I smiled and reached out to run my fingers through her mane. “I am glad to see you here at last, little sistermind,” I sent. “It has been a long journey since first we spoke. I wonder that you left the desert lands, though.”
“The funaga there seek/desire fair dealing, but I longed for the greenlands and steephills of my youngdays. It is fair/beautiful here, as you promised/told.”
“It is,” I sent. “And I am glad you’ve come.” She looked well, though somewhat thin from the ride. That could be healed by a few good days of grazing. But her flanks were savagely scarred from Malik’s attacks during the Battlegames, and those marks would never fade. Faraf did not blame me for her injuries, but that only made me blame myself the more.
“Alad beastspeaking guildmaster says you ride this day?”
“We can talk when I return,” I promised.
“If you permit, I would ride/go with you.”
I thought she probably needed rest more than another ride, but it
was not so strenuous a journey to Tor, and I did not have the heart to say no to her.
“Let us begin, then,” Gahltha sent.
7
BY THE TIME we left Obernewtyn, it was far later than I liked, and we were seven riders and eight horses. A number of Miryum’s coercer-knights had decided to accompany her, and Ceirwan had farsent to Alad for more horses. The knights had been waiting at the gates, clad nominally as gypsies but also wearing their black scarves. Rather than delay us further, I made no protest.
Miryum knew nothing of Jakoby’s arrival, because she had eaten a hasty firstmeal in her chamber when Ceirwan had sent that I wanted her to ride with me. I let Fian explain Dameon’s delay and was interested to see that she showed no reaction at learning of the Sadorians’ arrival. She had apparently forgotten the strange proposal of the year before, and Fian had tact enough not to blurt it out.
I had hoped to discuss Straaka with the coercer during the ride to Tor, but with her four followers hanging on her every word, it was impossible.
We traversed the stretch of tainted earth just beyond the pass; then the track widened to become the main road, which wended its way right through the Land and down the coast, broke at the Suggredoon, and recommenced on the other side, running all the way to distant Murmroth. In that sense, the road we now rode along was the road to all the Land. I would have preferred to diverge immediately and enter the White Valley, but the road traversed a high stone spine, which fell away so steeply on the Valley side that we had no choice but to keep to it until there was a safe descent.

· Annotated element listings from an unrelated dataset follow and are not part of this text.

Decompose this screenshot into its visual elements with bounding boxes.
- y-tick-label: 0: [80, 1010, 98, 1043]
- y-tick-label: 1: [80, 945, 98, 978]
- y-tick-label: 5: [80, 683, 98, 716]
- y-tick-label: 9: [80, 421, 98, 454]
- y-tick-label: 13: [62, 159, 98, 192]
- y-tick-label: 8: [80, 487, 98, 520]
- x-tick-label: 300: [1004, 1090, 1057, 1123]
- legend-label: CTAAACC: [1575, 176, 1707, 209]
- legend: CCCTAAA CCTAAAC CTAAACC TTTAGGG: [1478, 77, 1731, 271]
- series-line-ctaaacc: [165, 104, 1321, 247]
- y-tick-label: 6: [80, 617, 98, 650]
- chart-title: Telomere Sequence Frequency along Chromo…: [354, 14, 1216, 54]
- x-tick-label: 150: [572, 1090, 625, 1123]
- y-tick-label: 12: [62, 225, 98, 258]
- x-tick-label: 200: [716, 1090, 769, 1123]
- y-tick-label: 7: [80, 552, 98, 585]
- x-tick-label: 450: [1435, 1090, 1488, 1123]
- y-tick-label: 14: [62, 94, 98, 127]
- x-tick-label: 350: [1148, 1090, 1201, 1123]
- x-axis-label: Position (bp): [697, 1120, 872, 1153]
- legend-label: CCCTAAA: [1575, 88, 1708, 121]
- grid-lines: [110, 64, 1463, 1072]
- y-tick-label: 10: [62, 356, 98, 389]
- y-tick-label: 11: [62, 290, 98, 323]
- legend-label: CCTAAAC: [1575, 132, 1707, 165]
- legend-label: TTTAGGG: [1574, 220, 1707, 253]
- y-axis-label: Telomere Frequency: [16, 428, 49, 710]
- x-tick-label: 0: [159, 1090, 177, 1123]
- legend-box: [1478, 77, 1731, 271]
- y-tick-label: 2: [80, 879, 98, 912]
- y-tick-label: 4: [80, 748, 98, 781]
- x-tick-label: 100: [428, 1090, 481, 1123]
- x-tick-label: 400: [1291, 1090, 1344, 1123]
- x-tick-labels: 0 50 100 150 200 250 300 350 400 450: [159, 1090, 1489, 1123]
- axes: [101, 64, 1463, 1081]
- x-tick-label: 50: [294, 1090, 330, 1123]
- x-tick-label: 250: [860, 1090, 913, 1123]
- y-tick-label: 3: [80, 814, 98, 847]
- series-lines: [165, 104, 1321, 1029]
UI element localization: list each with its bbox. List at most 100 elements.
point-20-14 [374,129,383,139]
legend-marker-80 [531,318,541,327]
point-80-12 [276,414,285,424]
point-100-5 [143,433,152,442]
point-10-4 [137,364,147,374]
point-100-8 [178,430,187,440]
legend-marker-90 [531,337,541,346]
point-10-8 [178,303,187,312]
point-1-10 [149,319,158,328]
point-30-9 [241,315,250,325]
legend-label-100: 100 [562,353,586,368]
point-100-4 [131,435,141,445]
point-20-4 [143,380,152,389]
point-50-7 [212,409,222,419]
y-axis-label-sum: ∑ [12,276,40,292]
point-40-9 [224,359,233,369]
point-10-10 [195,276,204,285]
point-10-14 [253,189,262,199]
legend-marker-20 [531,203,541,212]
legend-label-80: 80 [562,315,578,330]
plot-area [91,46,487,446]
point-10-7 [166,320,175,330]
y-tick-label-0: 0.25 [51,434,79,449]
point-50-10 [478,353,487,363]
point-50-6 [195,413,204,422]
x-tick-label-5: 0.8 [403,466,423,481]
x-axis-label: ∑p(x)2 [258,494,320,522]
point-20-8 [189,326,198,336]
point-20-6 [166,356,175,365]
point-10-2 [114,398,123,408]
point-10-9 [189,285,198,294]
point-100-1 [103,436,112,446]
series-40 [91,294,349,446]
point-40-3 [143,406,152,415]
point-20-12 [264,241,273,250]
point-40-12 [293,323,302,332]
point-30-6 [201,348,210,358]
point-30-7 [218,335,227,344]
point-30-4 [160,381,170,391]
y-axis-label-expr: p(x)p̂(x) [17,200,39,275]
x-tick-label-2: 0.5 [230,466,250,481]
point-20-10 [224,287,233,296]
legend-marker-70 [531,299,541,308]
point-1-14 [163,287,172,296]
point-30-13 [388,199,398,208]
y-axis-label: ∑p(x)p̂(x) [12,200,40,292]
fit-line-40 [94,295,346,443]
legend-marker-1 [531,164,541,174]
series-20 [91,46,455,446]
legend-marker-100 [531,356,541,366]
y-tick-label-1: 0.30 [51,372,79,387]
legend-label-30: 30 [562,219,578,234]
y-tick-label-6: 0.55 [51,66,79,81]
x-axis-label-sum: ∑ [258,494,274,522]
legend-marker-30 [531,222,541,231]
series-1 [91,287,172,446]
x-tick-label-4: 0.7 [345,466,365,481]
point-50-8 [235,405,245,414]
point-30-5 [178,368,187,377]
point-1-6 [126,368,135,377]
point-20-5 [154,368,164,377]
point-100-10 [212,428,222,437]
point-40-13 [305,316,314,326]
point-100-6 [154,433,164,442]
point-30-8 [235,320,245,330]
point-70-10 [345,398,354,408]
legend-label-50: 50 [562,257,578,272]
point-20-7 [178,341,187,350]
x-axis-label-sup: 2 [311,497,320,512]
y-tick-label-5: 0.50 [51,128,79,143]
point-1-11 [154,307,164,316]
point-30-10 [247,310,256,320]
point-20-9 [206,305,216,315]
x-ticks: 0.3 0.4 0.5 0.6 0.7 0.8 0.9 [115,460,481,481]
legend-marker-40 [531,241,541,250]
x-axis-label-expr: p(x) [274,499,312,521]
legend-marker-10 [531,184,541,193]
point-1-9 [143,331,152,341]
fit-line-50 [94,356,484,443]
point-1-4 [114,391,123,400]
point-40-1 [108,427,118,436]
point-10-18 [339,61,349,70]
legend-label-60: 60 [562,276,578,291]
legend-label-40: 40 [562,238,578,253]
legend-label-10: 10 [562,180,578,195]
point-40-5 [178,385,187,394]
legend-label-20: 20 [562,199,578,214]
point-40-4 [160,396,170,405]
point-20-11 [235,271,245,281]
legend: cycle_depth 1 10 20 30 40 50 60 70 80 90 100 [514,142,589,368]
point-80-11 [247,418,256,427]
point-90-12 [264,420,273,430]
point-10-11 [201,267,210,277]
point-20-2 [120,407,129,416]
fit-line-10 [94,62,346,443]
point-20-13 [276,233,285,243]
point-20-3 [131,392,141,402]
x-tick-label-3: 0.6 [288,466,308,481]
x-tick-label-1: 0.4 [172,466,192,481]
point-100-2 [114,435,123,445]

Soon we passed the smaller road leading off to Darthnor and its mines. My anxiety increased, for there was now the danger of running into other travelers.
We increased our pace, and I noted with consternation that several of the places where it had once been possible to enter the Valley were now almost cliffs, with crumbling edges. It occurred to me that we might be wise to somehow improve access to the Valley closer to the pass.
Faraf had fallen behind, and glancing back, I noticed she was favoring a leg.